Elder, David “Doc” Kenser, gives us a daily reflection and devotion.
You are, no doubt, somewhat familiar with the prosperity gospel that is expounded on by tele-vangelists. They offer a discipleship that is marked by health and wealth as God intends for us to be happy and whole. And, of course, if you send in a little “seed money” in faith, to their ministry, the gospel train of blessings will soon be on its way to a stop near you.
They support their teaching with passages that assure us prosperity in Christ such as “my Father will give you whatever you ask in my name” (Jn 16:23) and “I have come that they may have life, and have it to the full” (Jn 10:10). You see, God wants us to have an abundant life, a life marked by health and wealth, which he will give us if only we ask. Right? Wrong!
The wrong isn’t the abundant part, it is the interpretation of abundant where many go south. To think that God’s desire for his faithful is that they have all the physical and material things they want flies in the face of how he treated his most faithful.
Tell me which apostle gained wealth and had a life of more ease by following Christ? How were the faithful prophets treated? Consider what Jesus said to one who wanted to follow him, “Foxes have dens and birds have nests, but the Son of Man has no place to lay his head” (Mt 8:20). And listen to the words of the apostle, “Follow my example as I follow the example of Christ” (1 Cor 11:1).

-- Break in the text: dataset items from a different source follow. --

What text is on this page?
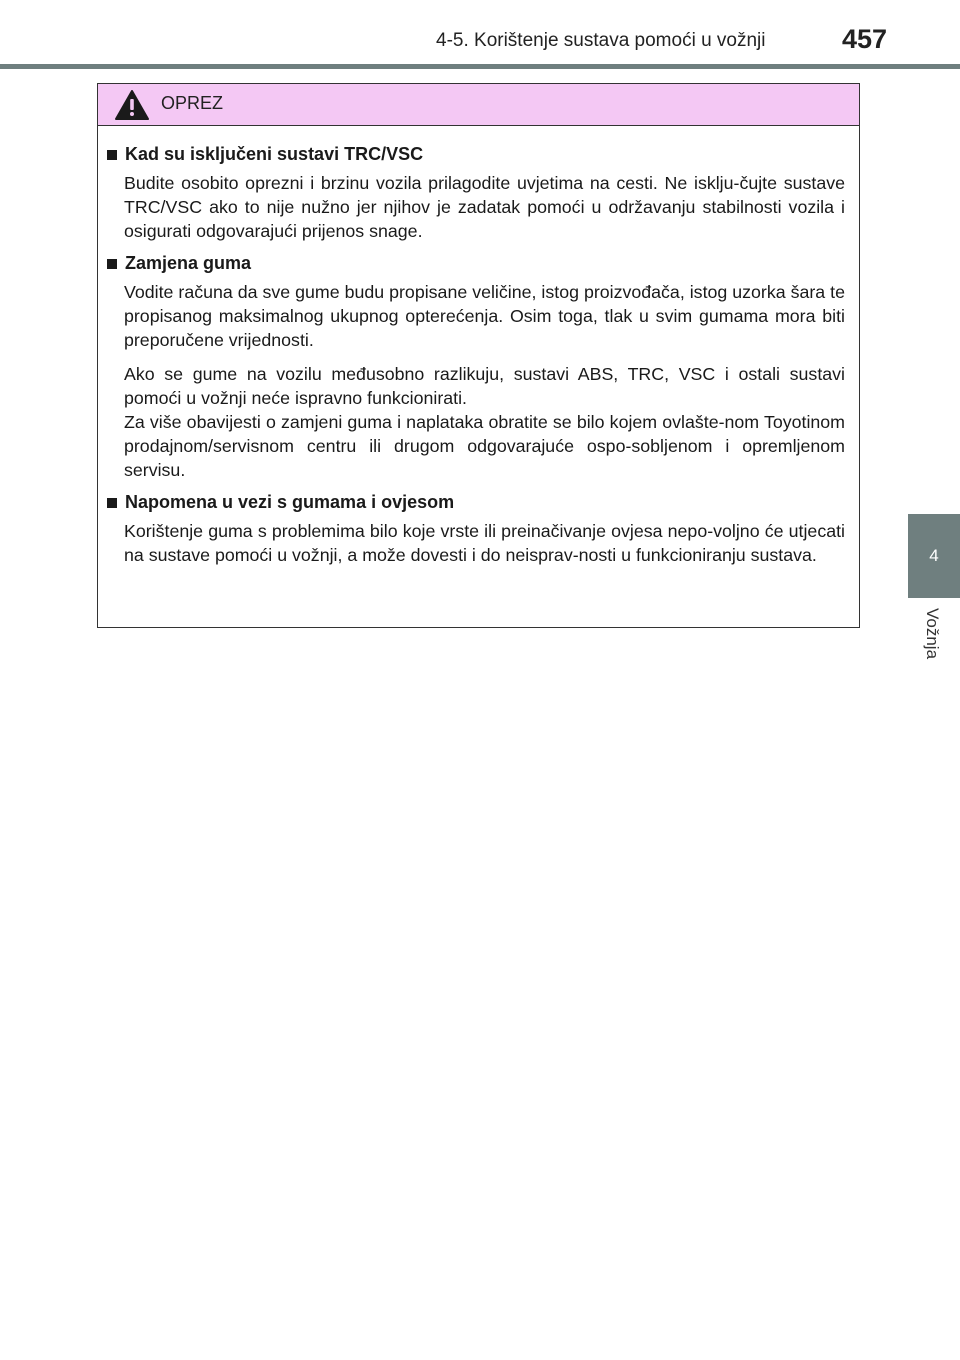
4-5. Korištenje sustava pomoći u vožnji	457
4
Vožnja
OPREZ
Kad su isključeni sustavi TRC/VSC

Budite osobito oprezni i brzinu vozila prilagodite uvjetima na cesti. Ne isklju-čujte sustave TRC/VSC ako to nije nužno jer njihov je zadatak pomoći u održavanju stabilnosti vozila i osigurati odgovarajući prijenos snage.

Zamjena guma

Vodite računa da sve gume budu propisane veličine, istog proizvođača, istog uzorka šara te propisanog maksimalnog ukupnog opterećenja. Osim toga, tlak u svim gumama mora biti preporučene vrijednosti.

Ako se gume na vozilu međusobno razlikuju, sustavi ABS, TRC, VSC i ostali sustavi pomoći u vožnji neće ispravno funkcionirati.
Za više obavijesti o zamjeni guma i naplataka obratite se bilo kojem ovlašte-nom Toyotinom prodajnom/servisnom centru ili drugom odgovarajuće ospo-sobljenom i opremljenom servisu.

Napomena u vezi s gumama i ovjesom

Korištenje guma s problemima bilo koje vrste ili preinačivanje ovjesa nepo-voljno će utjecati na sustave pomoći u vožnji, a može dovesti i do neisprav-nosti u funkcioniranju sustava.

The error the prosperity gospel crowd makes is assuming that their idea of abundant life is the same as God’s. But the Lord is clear in saying, “my thoughts are not your thoughts” (Isa 55:8), that his thoughts are higher above ours “than the heavens are above the earth” (v. 9). He rebuffs our idea of riches, saying “I counsel you to buy from me gold refined in the fire, so you can become rich” (Rev 3:18).

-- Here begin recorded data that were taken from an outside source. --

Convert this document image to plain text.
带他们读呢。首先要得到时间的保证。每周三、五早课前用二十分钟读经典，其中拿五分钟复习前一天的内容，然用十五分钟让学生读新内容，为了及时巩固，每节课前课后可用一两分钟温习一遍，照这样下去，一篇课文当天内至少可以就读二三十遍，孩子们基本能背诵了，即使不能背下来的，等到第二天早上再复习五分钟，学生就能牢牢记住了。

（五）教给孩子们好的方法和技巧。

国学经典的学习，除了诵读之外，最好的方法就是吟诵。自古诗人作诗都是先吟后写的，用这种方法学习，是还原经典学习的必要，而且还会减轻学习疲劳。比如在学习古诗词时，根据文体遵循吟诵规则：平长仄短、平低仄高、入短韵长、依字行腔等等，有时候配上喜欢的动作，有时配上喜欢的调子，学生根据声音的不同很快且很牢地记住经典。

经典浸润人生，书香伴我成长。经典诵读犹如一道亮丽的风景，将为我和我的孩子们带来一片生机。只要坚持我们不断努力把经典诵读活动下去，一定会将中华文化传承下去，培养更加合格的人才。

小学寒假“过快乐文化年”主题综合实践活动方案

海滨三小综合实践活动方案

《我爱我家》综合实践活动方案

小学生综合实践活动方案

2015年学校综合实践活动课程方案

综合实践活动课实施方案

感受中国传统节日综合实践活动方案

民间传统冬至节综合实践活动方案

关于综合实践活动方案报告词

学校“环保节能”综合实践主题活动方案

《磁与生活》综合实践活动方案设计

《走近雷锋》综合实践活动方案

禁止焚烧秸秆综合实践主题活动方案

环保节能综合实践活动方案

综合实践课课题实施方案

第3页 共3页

Do you remember the materially wealthy individual came to Jesus asking what he needed to do? Listen to what Jesus told him: “If you want to be perfect, go, sell your possessions and give to the poor, and you will have treasure in heaven. Then come, follow me” (Mt 19:21). He went on to warn, “Again I tell you, it is easier for a camel to go through the eye of a needle than for someone who is rich to enter the kingdom of God” (v. 24).
They key to understanding the “ask and receive” promise is to as for anything “in my name.” When we ask according to his will, his hope, his design for us; he will give us whatever we ask. As parents, we want to give our children whatever they ask for but will quickly say no to unhealthy requests.
God doesn’t particularly want us to be terribly invested in this world but rather in the next. It is our giving, not getting that increases our heavenly treasure. It is sacrifice, not ease and comfort that produces Christian character. Heavenly treasure and spiritual wealth is what God wants to pour out on us, not useless material and physical possessions that will simply fade away. Jus’ Say’n.